A chosen sensitization process
In fact, this interview, carried out with conviviality but nevertheless with determination by a fifty-year-old who doesn’t look his age, will reveal to Tom simple truths about everyone’s relational functioning, especially in our families or at work, where our vital stakes are the most important; stakes that explain our sources of either trouble or serenity, disarray or deep joys, or those of our failures or our successes. Tom and Bud will be joined in turn by Kate, the current President of the company, and Lou, her predecessor, for pure pleasure but also for sake of commitment. Indeed, the discovery which Tom must make is so important that after having themselves experienced failure to an almost complete break, ZAGRUM's managers now train all their collaborators from the first hour to detect the attitudes which we all maintain spontaneously and which lead us ... "into the box", for the greatest misfortune of all our human communities.
ARBINGER and Leadership
The nuggets of managerial culture are not always the "latest" ones... The scenario and the thoughts dicussed here come from the book "Getting out of the Box - Leadership and Self-deception" published in 2002 by ARBINGER International in the United States and translated into French in 2005 by Ronan Denniel Publishers. Founded in 1979 on the basis of D.C. Terry Warner’s research, ARBINGER is an original consulting and research company dedicated to open-mindedness for better personal and collective performance. Recommended by a friend, this book has enlightened my summer reflections on my personal and professional perspectives, and appears to me as one of those that any manager or respected leader should have had in his hands. But ... Let's go back to "the box".
"In the box": self-treason and self-blinding
To get out of the box, you must first enter it... I enter the box when, for many personal reasons (laziness, egoism, fatigue...), I make a choice that contradicts my deep feeling of what would be good, both for me and for others (a colleague obviously needed help and I turned a deaf ear to him...). Then I go into "self-treason". Once this course is over, I feel the need to justify myself: for this I begin to look at things in a distorted way, now entering "self-blindness": the other is lazy, insensitive and inconsiderate, while I am a worker and a victim! The drama of this process is that I finally get accustomed to this vision of things (I "carry my box" with me). Worse, as I enter "into the box", my oppositional behavior encourages others to also enter theirs, which leads to a destructive spiral at the heart of which, having integrated my company (or my couple ...) with an authentic ideal, I find myself dealing only with myself, in a defensive attitude, against the others that I perceive as threatening.
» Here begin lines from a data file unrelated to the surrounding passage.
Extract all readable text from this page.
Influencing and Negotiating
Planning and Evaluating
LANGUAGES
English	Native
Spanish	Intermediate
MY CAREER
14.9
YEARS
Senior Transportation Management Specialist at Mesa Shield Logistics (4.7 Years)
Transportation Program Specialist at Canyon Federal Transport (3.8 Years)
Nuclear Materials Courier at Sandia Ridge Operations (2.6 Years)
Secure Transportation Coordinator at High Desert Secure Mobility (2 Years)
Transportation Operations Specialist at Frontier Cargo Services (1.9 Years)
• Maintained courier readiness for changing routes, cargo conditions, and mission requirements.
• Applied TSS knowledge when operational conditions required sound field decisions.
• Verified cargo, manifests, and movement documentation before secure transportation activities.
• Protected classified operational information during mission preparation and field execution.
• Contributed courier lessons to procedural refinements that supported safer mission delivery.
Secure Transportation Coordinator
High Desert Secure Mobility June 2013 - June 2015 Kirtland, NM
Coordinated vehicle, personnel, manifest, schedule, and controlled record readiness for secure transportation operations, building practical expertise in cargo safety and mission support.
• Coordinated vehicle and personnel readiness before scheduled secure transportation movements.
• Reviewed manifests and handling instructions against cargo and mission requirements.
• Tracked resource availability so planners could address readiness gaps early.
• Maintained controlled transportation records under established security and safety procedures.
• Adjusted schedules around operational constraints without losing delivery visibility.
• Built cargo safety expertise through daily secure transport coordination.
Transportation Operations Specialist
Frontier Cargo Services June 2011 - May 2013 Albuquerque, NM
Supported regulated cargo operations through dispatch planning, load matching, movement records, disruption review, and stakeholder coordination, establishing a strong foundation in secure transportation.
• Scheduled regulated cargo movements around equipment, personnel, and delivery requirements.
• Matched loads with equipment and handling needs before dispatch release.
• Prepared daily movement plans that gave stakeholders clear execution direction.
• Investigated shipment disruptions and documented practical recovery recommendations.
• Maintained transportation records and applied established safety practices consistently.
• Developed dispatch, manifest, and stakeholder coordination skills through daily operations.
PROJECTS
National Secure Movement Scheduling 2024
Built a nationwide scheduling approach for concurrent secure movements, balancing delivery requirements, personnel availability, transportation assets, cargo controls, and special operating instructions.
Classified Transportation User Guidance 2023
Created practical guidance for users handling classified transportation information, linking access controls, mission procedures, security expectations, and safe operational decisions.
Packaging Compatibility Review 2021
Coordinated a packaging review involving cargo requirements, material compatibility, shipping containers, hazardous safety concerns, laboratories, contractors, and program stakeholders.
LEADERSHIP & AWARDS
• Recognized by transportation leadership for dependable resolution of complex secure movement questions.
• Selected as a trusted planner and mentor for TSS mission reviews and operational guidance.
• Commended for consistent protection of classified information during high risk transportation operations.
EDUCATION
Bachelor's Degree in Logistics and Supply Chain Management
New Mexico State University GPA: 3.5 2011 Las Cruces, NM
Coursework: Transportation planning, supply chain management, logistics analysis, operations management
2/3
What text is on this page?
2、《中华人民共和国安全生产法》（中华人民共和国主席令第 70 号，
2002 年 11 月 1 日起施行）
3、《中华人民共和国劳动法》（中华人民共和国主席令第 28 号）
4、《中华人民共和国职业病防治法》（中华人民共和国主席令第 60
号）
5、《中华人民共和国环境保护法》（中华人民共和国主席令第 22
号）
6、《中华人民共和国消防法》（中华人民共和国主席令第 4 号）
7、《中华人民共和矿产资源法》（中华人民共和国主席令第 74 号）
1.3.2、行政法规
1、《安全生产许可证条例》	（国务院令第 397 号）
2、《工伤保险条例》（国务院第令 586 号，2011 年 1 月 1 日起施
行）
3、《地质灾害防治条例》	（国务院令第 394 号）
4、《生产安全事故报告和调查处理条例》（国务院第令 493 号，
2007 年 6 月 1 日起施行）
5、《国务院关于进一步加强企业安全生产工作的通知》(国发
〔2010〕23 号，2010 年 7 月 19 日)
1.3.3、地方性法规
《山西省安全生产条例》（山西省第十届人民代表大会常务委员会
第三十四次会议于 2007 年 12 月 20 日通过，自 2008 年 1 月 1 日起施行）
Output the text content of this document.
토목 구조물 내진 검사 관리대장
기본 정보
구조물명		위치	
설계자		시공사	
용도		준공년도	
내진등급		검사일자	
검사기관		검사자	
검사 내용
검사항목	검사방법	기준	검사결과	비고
How to "get out of the box"?
When I am "in the box", I am mainly concerned about myself: it is then impossible to be focused on the objectives of the organization. For the same reason, it is impossible for me to go out of my box trying to change others, any more than to do my best to bear them (it would only be a fake behavior) or to leave the ship ( Since I carry my box with me!). Squaring the circle? Almost ... Except that ... If we are all often "in the box", fortunately enough thios is not always the case, and sometimes exemplary behaviors force my admiration (in front of a key customer, my manager has openly taken the responsibility for an unfortunate mistake which I was responsible for, thus maintaining my integrity). Only a person who is "out of the box" is capable of such behavior. So, if I accept to look at it, I become free from it and can, in this space of freedom which can be rather short, reconsider my relation to this or that person and to recognize there my own blindness, which generally does not go without strong emotion: asking forgiveness, to the other as well as to myself, then becomes possible and a recovery, a renewed relationship, can intervene.